DeepDelta: Predicting Pharmacokinetic Improvements of Molecular Derivatives with Deep Learning

Established molecular machine learning models process individual molecules as inputs to predict their biological, chemical, or physical properties. However, such algorithms require large datasets and have not been optimized to predict property differences between molecules. Many drug and material development tasks would benefit from an algorithm that can directly compare two molecules to guide molecular optimization and prioritization. Here, we develop DeepDelta, a pairwise deep learning approach that processes two molecules simultaneously and learns to predict property differences between two molecules from small datasets. On 10 pharmacokinetic benchmark tasks, our DeepDelta approach outperforms two established molecular machine learning algorithms, the message passing neural network (MPNN) ChemProp and Random Forest using radial fingerprints. We further analyze our performance and find that DeepDelta is particularly outperforming established approaches at predicting large differences in molecular properties and can perform scaffold hopping.
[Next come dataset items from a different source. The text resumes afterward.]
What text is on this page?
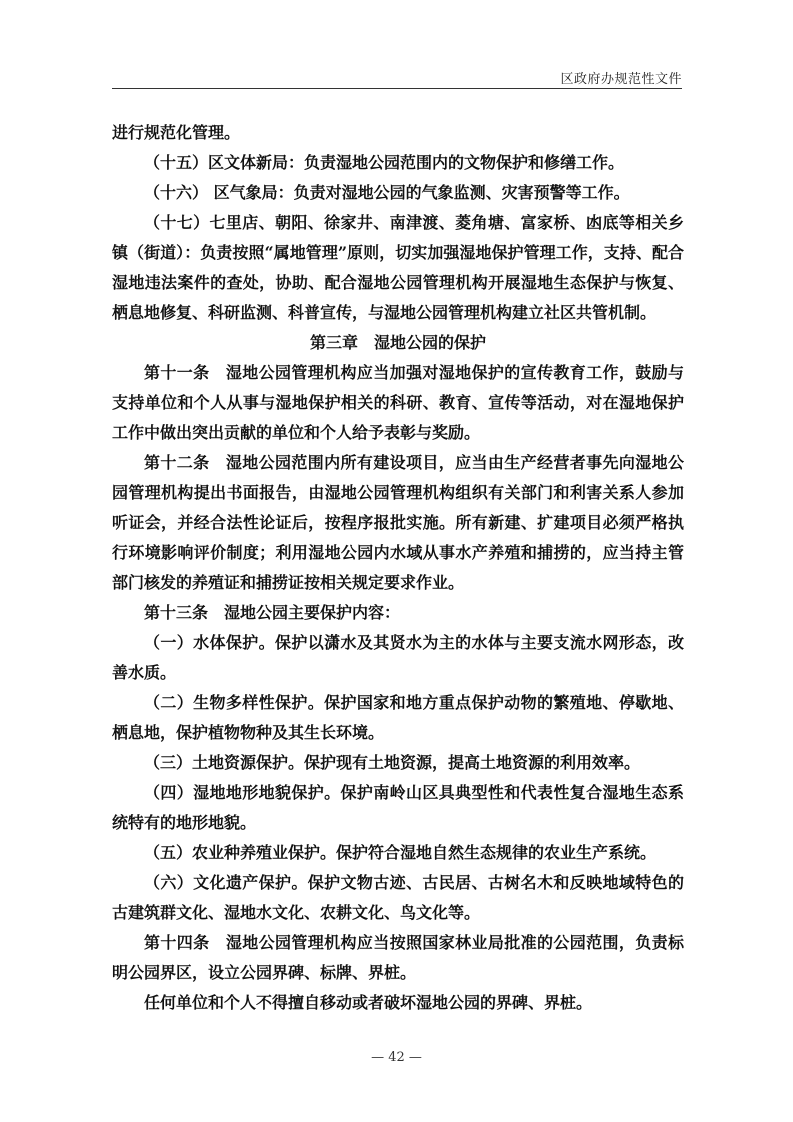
区政府办规范性文件

进行规范化管理。

（十五）区文体新局：负责湿地公园范围内的文物保护和修缮工作。

（十六） 区气象局：负责对湿地公园的气象监测、灾害预警等工作。

（十七）七里店、朝阳、徐家井、南津渡、菱角塘、富家桥、凼底等相关乡镇（街道）：负责按照“属地管理”原则，切实加强湿地保护管理工作，支持、配合湿地违法案件的查处，协助、配合湿地公园管理机构开展湿地生态保护与恢复、栖息地修复、科研监测、科普宣传，与湿地公园管理机构建立社区共管机制。

第三章　湿地公园的保护

第十一条　湿地公园管理机构应当加强对湿地保护的宣传教育工作，鼓励与支持单位和个人从事与湿地保护相关的科研、教育、宣传等活动，对在湿地保护工作中做出突出贡献的单位和个人给予表彰与奖励。

第十二条　湿地公园范围内所有建设项目，应当由生产经营者事先向湿地公园管理机构提出书面报告，由湿地公园管理机构组织有关部门和利害关系人参加听证会，并经合法性论证后，按程序报批实施。所有新建、扩建项目必须严格执行环境影响评价制度；利用湿地公园内水域从事水产养殖和捕捞的，应当持主管部门核发的养殖证和捕捞证按相关规定要求作业。

第十三条　湿地公园主要保护内容：

（一）水体保护。保护以潇水及其贤水为主的水体与主要支流水网形态，改善水质。

（二）生物多样性保护。保护国家和地方重点保护动物的繁殖地、停歇地、栖息地，保护植物物种及其生长环境。

（三）土地资源保护。保护现有土地资源，提高土地资源的利用效率。

（四）湿地地形地貌保护。保护南岭山区具典型性和代表性复合湿地生态系统特有的地形地貌。

（五）农业种养殖业保护。保护符合湿地自然生态规律的农业生产系统。

（六）文化遗产保护。保护文物古迹、古民居、古树名木和反映地域特色的古建筑群文化、湿地水文化、农耕文化、鸟文化等。

第十四条　湿地公园管理机构应当按照国家林业局批准的公园范围，负责标明公园界区，设立公园界碑、标牌、界桩。

任何单位和个人不得擅自移动或者破坏湿地公园的界碑、界桩。

— 42 —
Furthermore, we derive simple computational tests of our models based on mathematical invariants and show that compliance to these tests correlate with overall model performance – providing an innovative, unsupervised, and easily computable measure of expected model performance and applicability. Taken together, DeepDelta provides an accurate approach to predict molecular property differences and will allow for higher fidelity and transparency in molecular optimization for drug development and the chemical sciences.